Max snickers a bit and the good ole doctor gets to work. The jelly she puts on my belly is warm as she glides around with the probe thing. I can’t help the tears that fall as I watch his perfect silhouette appear on the screen. The sound of his heartbeat fills the silence in the room, finally giving me a sense of peace.
“Do you want to know the sex?” she asks, showing a bit of emotion herself.
“It’s a boy.” I say with pride.
“Yeah, I thought you didn’t make it to your appointment to find out the sex?” She gives a bit of information that she more than likely shouldn’t have, looking confused. They have been watching us for a while.

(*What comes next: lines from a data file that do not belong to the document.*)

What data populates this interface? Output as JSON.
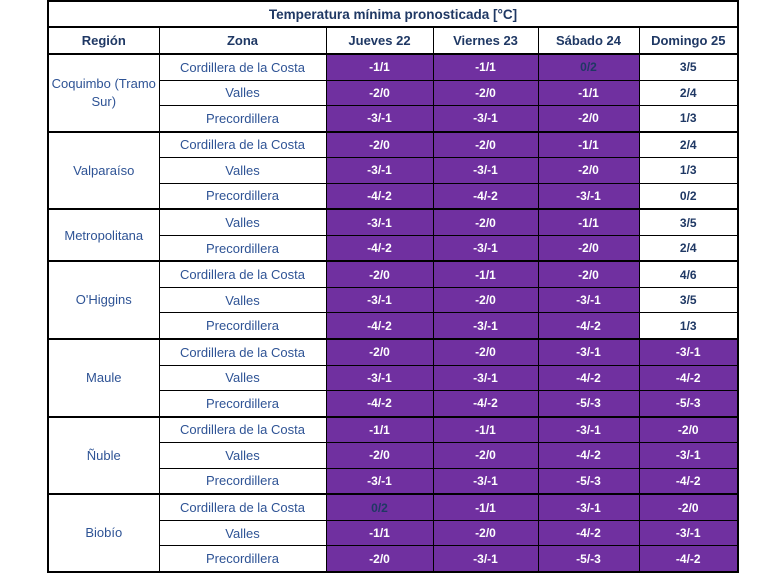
{
  "title": "Temperatura mínima pronosticada [°C]",
  "columns": [
    "Región",
    "Zona",
    "Jueves 22",
    "Viernes 23",
    "Sábado 24",
    "Domingo 25"
  ],
  "column_keys": [
    "region",
    "zona",
    "jueves-22",
    "viernes-23",
    "sabado-24",
    "domingo-25"
  ],
  "colors": {
    "warning_purple": "#7030A0",
    "header_navy": "#1F3864",
    "body_blue": "#2E5395",
    "value_on_purple": "#FFFFFF",
    "border_black": "#000000",
    "background": "#FFFFFF"
  },
  "chart_data": {
    "type": "table",
    "title": "Temperatura mínima pronosticada [°C]",
    "note": "Cells with purple background indicate frost-warning forecast values; purple cells show white bold text except non-negative minima (0/2) which keep dark blue text."
  },
  "regions": [
    {
      "name": "Coquimbo (Tramo Sur)",
      "rows": [
        {
          "zone": "Cordillera de la Costa",
          "values": [
            {
              "v": "-1/1",
              "bg": "purple",
              "fg": "white"
            },
            {
              "v": "-1/1",
              "bg": "purple",
              "fg": "white"
            },
            {
              "v": "0/2",
              "bg": "purple",
              "fg": "navy"
            },
            {
              "v": "3/5",
              "bg": "white",
              "fg": "navy"
            }
          ]
        },
        {
          "zone": "Valles",
          "values": [
            {
              "v": "-2/0",
              "bg": "purple",
              "fg": "white"
            },
            {
              "v": "-2/0",
              "bg": "purple",
              "fg": "white"
            },
            {
              "v": "-1/1",
              "bg": "purple",
              "fg": "white"
            },
            {
              "v": "2/4",
              "bg": "white",
              "fg": "navy"
            }
          ]
        },
        {
          "zone": "Precordillera",
          "values": [
            {
              "v": "-3/-1",
              "bg": "purple",
              "fg": "white"
            },
            {
              "v": "-3/-1",
              "bg": "purple",
              "fg": "white"
            },
            {
              "v": "-2/0",
              "bg": "purple",
              "fg": "white"
            },
            {
              "v": "1/3",
              "bg": "white",
              "fg": "navy"
            }
          ]
        }
      ]
    },
    {
      "name": "Valparaíso",
      "rows": [
        {
          "zone": "Cordillera de la Costa",
          "values": [
            {
              "v": "-2/0",
              "bg": "purple",
              "fg": "white"
            },
            {
              "v": "-2/0",
              "bg": "purple",
              "fg": "white"
            },
            {
              "v": "-1/1",
              "bg": "purple",
              "fg": "white"
            },
            {
              "v": "2/4",
              "bg": "white",
              "fg": "navy"
            }
          ]
        },
        {
          "zone": "Valles",
          "values": [
            {
              "v": "-3/-1",
              "bg": "purple",
              "fg": "white"
            },
            {
              "v": "-3/-1",
              "bg": "purple",
              "fg": "white"
            },
            {
              "v": "-2/0",
              "bg": "purple",
              "fg": "white"
            },
            {
              "v": "1/3",
              "bg": "white",
              "fg": "navy"
            }
          ]
        },
        {
          "zone": "Precordillera",
          "values": [
            {
              "v": "-4/-2",
              "bg": "purple",
              "fg": "white"
            },
            {
              "v": "-4/-2",
              "bg": "purple",
              "fg": "white"
            },
            {
              "v": "-3/-1",
              "bg": "purple",
              "fg": "white"
            },
            {
              "v": "0/2",
              "bg": "white",
              "fg": "navy"
            }
          ]
        }
      ]
    },
    {
      "name": "Metropolitana",
      "rows": [
        {
          "zone": "Valles",
          "values": [
            {
              "v": "-3/-1",
              "bg": "purple",
              "fg": "white"
            },
            {
              "v": "-2/0",
              "bg": "purple",
              "fg": "white"
            },
            {
              "v": "-1/1",
              "bg": "purple",
              "fg": "white"
            },
            {
              "v": "3/5",
              "bg": "white",
              "fg": "navy"
            }
          ]
        },
        {
          "zone": "Precordillera",
          "values": [
            {
              "v": "-4/-2",
              "bg": "purple",
              "fg": "white"
            },
            {
              "v": "-3/-1",
              "bg": "purple",
              "fg": "white"
            },
            {
              "v": "-2/0",
              "bg": "purple",
              "fg": "white"
            },
            {
              "v": "2/4",
              "bg": "white",
              "fg": "navy"
            }
          ]
        }
      ]
    },
    {
      "name": "O'Higgins",
      "rows": [
        {
          "zone": "Cordillera de la Costa",
          "values": [
            {
              "v": "-2/0",
              "bg": "purple",
              "fg": "white"
            },
            {
              "v": "-1/1",
              "bg": "purple",
              "fg": "white"
            },
            {
              "v": "-2/0",
              "bg": "purple",
              "fg": "white"
            },
            {
              "v": "4/6",
              "bg": "white",
              "fg": "navy"
            }
          ]
        },
        {
          "zone": "Valles",
          "values": [
            {
              "v": "-3/-1",
              "bg": "purple",
              "fg": "white"
            },
            {
              "v": "-2/0",
              "bg": "purple",
              "fg": "white"
            },
            {
              "v": "-3/-1",
              "bg": "purple",
              "fg": "white"
            },
            {
              "v": "3/5",
              "bg": "white",
              "fg": "navy"
            }
          ]
        },
        {
          "zone": "Precordillera",
          "values": [
            {
              "v": "-4/-2",
              "bg": "purple",
              "fg": "white"
            },
            {
              "v": "-3/-1",
              "bg": "purple",
              "fg": "white"
            },
            {
              "v": "-4/-2",
              "bg": "purple",
              "fg": "white"
            },
            {
              "v": "1/3",
              "bg": "white",
              "fg": "navy"
            }
          ]
        }
      ]
    },
    {
      "name": "Maule",
      "rows": [
        {
          "zone": "Cordillera de la Costa",
          "values": [
            {
              "v": "-2/0",
              "bg": "purple",
              "fg": "white"
            },
            {
              "v": "-2/0",
              "bg": "purple",
              "fg": "white"
            },
            {
              "v": "-3/-1",
              "bg": "purple",
              "fg": "white"
            },
            {
              "v": "-3/-1",
              "bg": "purple",
              "fg": "white"
            }
          ]
        },
        {
          "zone": "Valles",
          "values": [
            {
              "v": "-3/-1",
              "bg": "purple",
              "fg": "white"
            },
            {
              "v": "-3/-1",
              "bg": "purple",
              "fg": "white"
            },
            {
              "v": "-4/-2",
              "bg": "purple",
              "fg": "white"
            },
            {
              "v": "-4/-2",
              "bg": "purple",
              "fg": "white"
            }
          ]
        },
        {
          "zone": "Precordillera",
          "values": [
            {
              "v": "-4/-2",
              "bg": "purple",
              "fg": "white"
            },
            {
              "v": "-4/-2",
              "bg": "purple",
              "fg": "white"
            },
            {
              "v": "-5/-3",
              "bg": "purple",
              "fg": "white"
            },
            {
              "v": "-5/-3",
              "bg": "purple",
              "fg": "white"
            }
          ]
        }
      ]
    },
    {
      "name": "Ñuble",
      "rows": [
        {
          "zone": "Cordillera de la Costa",
          "values": [
            {
              "v": "-1/1",
              "bg": "purple",
              "fg": "white"
            },
            {
              "v": "-1/1",
              "bg": "purple",
              "fg": "white"
            },
            {
              "v": "-3/-1",
              "bg": "purple",
              "fg": "white"
            },
            {
              "v": "-2/0",
              "bg": "purple",
              "fg": "white"
            }
          ]
        },
        {
          "zone": "Valles",
          "values": [
            {
              "v": "-2/0",
              "bg": "purple",
              "fg": "white"
            },
            {
              "v": "-2/0",
              "bg": "purple",
              "fg": "white"
            },
            {
              "v": "-4/-2",
              "bg": "purple",
              "fg": "white"
            },
            {
              "v": "-3/-1",
              "bg": "purple",
              "fg": "white"
            }
          ]
        },
        {
          "zone": "Precordillera",
          "values": [
            {
              "v": "-3/-1",
              "bg": "purple",
              "fg": "white"
            },
            {
              "v": "-3/-1",
              "bg": "purple",
              "fg": "white"
            },
            {
              "v": "-5/-3",
              "bg": "purple",
              "fg": "white"
            },
            {
              "v": "-4/-2",
              "bg": "purple",
              "fg": "white"
            }
          ]
        }
      ]
    },
    {
      "name": "Biobío",
      "rows": [
        {
          "zone": "Cordillera de la Costa",
          "values": [
            {
              "v": "0/2",
              "bg": "purple",
              "fg": "navy"
            },
            {
              "v": "-1/1",
              "bg": "purple",
              "fg": "white"
            },
            {
              "v": "-3/-1",
              "bg": "purple",
              "fg": "white"
            },
            {
              "v": "-2/0",
              "bg": "purple",
              "fg": "white"
            }
          ]
        },
        {
          "zone": "Valles",
          "values": [
            {
              "v": "-1/1",
              "bg": "purple",
              "fg": "white"
            },
            {
              "v": "-2/0",
              "bg": "purple",
              "fg": "white"
            },
            {
              "v": "-4/-2",
              "bg": "purple",
              "fg": "white"
            },
            {
              "v": "-3/-1",
              "bg": "purple",
              "fg": "white"
            }
          ]
        },
        {
          "zone": "Precordillera",
          "values": [
            {
              "v": "-2/0",
              "bg": "purple",
              "fg": "white"
            },
            {
              "v": "-3/-1",
              "bg": "purple",
              "fg": "white"
            },
            {
              "v": "-5/-3",
              "bg": "purple",
              "fg": "white"
            },
            {
              "v": "-4/-2",
              "bg": "purple",
              "fg": "white"
            }
          ]
        }
      ]
    }
  ]
}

“I didn’t. I just know.” I reply with a smirk.
“I’ll make sure to start interviewing the guys to see who is best suited to deliver a healthy baby boy.” She makes sure to get her point across as she hands me ultrasound photos and I lose it, seeing red. I come up off the table punching her in the face before grabbing her neck, digging my nails in, hoping I rip into her throat and fucking kill her.